Após a visita do ditador Kim Jong-un à Rússia em 2023, Vladimir Putin retribuiu a gentileza e viajou à Coreia do Norte pela primeira vez em 24 anos. O fruto imediato é mais munição para Moscou, em troca de um arremedo de legitimidade para o tirano mais isolado do mundo. Há outras coisas no escambo: os dois anunciaram uma “parceria estratégica ampla”, cujos detalhes ainda são desconhecidos.
Mas, apesar das declarações de Putin sobre os laços históricos dos dois países e das juras de Kim por um “relacionamento inquebrantável de companheiros de armas”, a profundidade dessa parceria tem limites, e China e Coreia do Sul não deixarão de enfatizá-los.
Uma das poucas coisas que Pyongyang tem em abundância são granadas e mísseis a granel para municiar a guerra de atrito da Rússia na Ucrânia. Moscou expandiu as exportações de combustíveis e alimentos à Coreia do Norte, que ademais serve a Putin como laboratório para testar mecanismos para burlar sanções e sabotar instituições multilaterais. O risco maior e mais opaco é a transferência de tecnologias militares russas ligadas a satélites, submarinos, foguetes hipersônicos e, sobretudo, arsenais nucleares.
No minueto coreografado dos párias, não poderiam faltar elucubrações sobre a “luta sagrada”, como Kim gosta de dizer, contra o “imperialismo” ocidental.
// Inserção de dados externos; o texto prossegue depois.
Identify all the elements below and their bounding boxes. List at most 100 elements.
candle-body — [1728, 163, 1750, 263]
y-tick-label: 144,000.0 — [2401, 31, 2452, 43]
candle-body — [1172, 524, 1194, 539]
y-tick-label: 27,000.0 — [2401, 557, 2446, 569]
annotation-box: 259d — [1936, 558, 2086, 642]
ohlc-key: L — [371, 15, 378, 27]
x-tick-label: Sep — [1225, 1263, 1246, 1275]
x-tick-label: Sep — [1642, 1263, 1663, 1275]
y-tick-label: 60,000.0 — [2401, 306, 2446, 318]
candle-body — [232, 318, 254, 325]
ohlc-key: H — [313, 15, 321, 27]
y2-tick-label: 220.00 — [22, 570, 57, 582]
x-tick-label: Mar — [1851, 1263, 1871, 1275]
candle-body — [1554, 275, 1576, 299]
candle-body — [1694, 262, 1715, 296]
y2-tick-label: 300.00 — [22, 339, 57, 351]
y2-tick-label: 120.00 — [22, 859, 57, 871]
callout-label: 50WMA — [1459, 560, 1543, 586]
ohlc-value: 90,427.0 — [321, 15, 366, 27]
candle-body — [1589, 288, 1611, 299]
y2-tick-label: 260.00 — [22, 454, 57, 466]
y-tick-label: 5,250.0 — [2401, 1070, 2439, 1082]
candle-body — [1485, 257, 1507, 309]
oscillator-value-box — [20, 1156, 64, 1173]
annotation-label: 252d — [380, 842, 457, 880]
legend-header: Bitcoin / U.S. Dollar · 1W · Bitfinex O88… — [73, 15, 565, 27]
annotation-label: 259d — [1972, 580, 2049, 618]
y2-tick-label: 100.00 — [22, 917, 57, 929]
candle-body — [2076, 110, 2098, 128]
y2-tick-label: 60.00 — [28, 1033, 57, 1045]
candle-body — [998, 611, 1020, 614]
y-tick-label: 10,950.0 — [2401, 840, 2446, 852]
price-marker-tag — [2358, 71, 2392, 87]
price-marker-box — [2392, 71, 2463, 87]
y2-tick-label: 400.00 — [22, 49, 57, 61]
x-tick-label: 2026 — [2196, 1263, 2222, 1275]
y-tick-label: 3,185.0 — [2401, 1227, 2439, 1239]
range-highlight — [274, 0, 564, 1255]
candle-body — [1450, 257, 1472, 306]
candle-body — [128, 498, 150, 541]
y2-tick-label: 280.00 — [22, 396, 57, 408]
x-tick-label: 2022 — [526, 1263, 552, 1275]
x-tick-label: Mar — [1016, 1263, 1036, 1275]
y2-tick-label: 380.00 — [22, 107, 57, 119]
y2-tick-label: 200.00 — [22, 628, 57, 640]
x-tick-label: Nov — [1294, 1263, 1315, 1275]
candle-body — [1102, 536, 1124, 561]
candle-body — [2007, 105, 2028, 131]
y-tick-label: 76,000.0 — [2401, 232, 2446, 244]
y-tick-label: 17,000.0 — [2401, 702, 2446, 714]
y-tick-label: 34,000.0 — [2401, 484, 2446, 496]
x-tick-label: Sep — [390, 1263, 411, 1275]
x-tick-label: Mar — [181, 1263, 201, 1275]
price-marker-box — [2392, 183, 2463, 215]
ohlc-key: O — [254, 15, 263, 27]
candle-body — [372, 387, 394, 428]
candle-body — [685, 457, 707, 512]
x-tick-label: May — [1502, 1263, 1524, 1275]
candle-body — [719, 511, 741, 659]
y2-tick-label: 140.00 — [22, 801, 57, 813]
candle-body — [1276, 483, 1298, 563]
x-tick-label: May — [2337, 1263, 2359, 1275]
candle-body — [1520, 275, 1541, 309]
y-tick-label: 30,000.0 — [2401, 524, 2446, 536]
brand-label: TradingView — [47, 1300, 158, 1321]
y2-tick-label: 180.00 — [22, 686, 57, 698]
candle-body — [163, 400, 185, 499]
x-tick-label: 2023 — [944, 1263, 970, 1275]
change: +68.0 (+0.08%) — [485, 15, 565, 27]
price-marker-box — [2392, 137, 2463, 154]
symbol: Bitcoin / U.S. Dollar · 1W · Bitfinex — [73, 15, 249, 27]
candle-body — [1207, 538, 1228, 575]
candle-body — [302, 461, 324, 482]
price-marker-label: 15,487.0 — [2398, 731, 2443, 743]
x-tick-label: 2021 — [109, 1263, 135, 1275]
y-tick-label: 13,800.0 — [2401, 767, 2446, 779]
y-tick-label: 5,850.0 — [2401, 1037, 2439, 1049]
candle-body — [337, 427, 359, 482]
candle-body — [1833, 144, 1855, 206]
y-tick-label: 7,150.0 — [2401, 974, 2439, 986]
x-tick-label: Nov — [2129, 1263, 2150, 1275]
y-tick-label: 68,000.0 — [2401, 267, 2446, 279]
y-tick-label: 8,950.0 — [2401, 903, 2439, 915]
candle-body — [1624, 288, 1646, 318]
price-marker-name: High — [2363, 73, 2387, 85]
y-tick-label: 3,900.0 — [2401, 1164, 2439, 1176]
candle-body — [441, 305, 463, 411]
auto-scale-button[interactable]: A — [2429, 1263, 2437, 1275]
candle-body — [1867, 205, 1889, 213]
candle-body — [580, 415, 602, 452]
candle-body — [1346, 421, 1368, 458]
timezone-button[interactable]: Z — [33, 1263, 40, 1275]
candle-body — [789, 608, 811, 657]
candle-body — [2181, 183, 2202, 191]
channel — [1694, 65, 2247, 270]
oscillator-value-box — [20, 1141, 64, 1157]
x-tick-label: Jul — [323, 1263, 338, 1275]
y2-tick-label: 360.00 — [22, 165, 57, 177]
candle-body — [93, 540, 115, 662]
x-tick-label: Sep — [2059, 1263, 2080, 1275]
Putin publicou um ensaio no jornal estatal norte-coreano culpando as nações ocidentais pela guerra e invocando uma arquitetura de segurança para a Eurásia.
Mas essa arquitetura deve ficar em boa parte no papel, e seus fundamentos não são tão sólidos quanto os dois querem fazer crer. O Kremlin não tem interesse em fortalecer as capacidades nucleares da Coreia do Norte. A ameaça de transferência de tecnologias parece ser só isso, uma ameaça, desenhada para dissuadir a Coreia do Sul de enviar armas à Ucrânia e conquistar de Kim as armas que Moscou precisa enquanto recompõe sua produção doméstica. A Coreia do Sul sempre será um parceiro econômico mais atrativo e pode responder fogo com fogo, ameaçando com mais apoio à Ucrânia.
E há, claro, os interesses ambivalentes da China. Numa cúpula recente com Coreia do Sul e Japão, Pequim endossou uma proposta de desnuclearização da península coreana. O pacto entre Putin e Kim vem num momento tenso entre as duas Coreias, após ambas abandonarem um acordo de 2018 desenhado para reduzir hostilidades. A propósito desse pacto, como disse Fyodor Tertiskiy, da Universidade Kookmin, “não é uma relação bilateral – o grande irmão em Pequim está sempre de olho”.
À China interessa o prolongamento da guerra na Europa, mas não sua escalada; interessa a sustentação do regime de Kim, mas não seu empoderamento; interessa o confronto com o Ocidente, mas não a percepção de que ela compõe um “bloco” ou “eixo” com Rússia e Coreia do Norte.
Nem por isso o Ocidente pode negligenciar a necessidade de fortalecer parcerias no Pacífico e explorar as dissensões entre os “amigos” autocratas. Os dois parecem cada vez mais desesperados, isolados e acuados. Mas tudo isso os torna mais, não menos perigosos.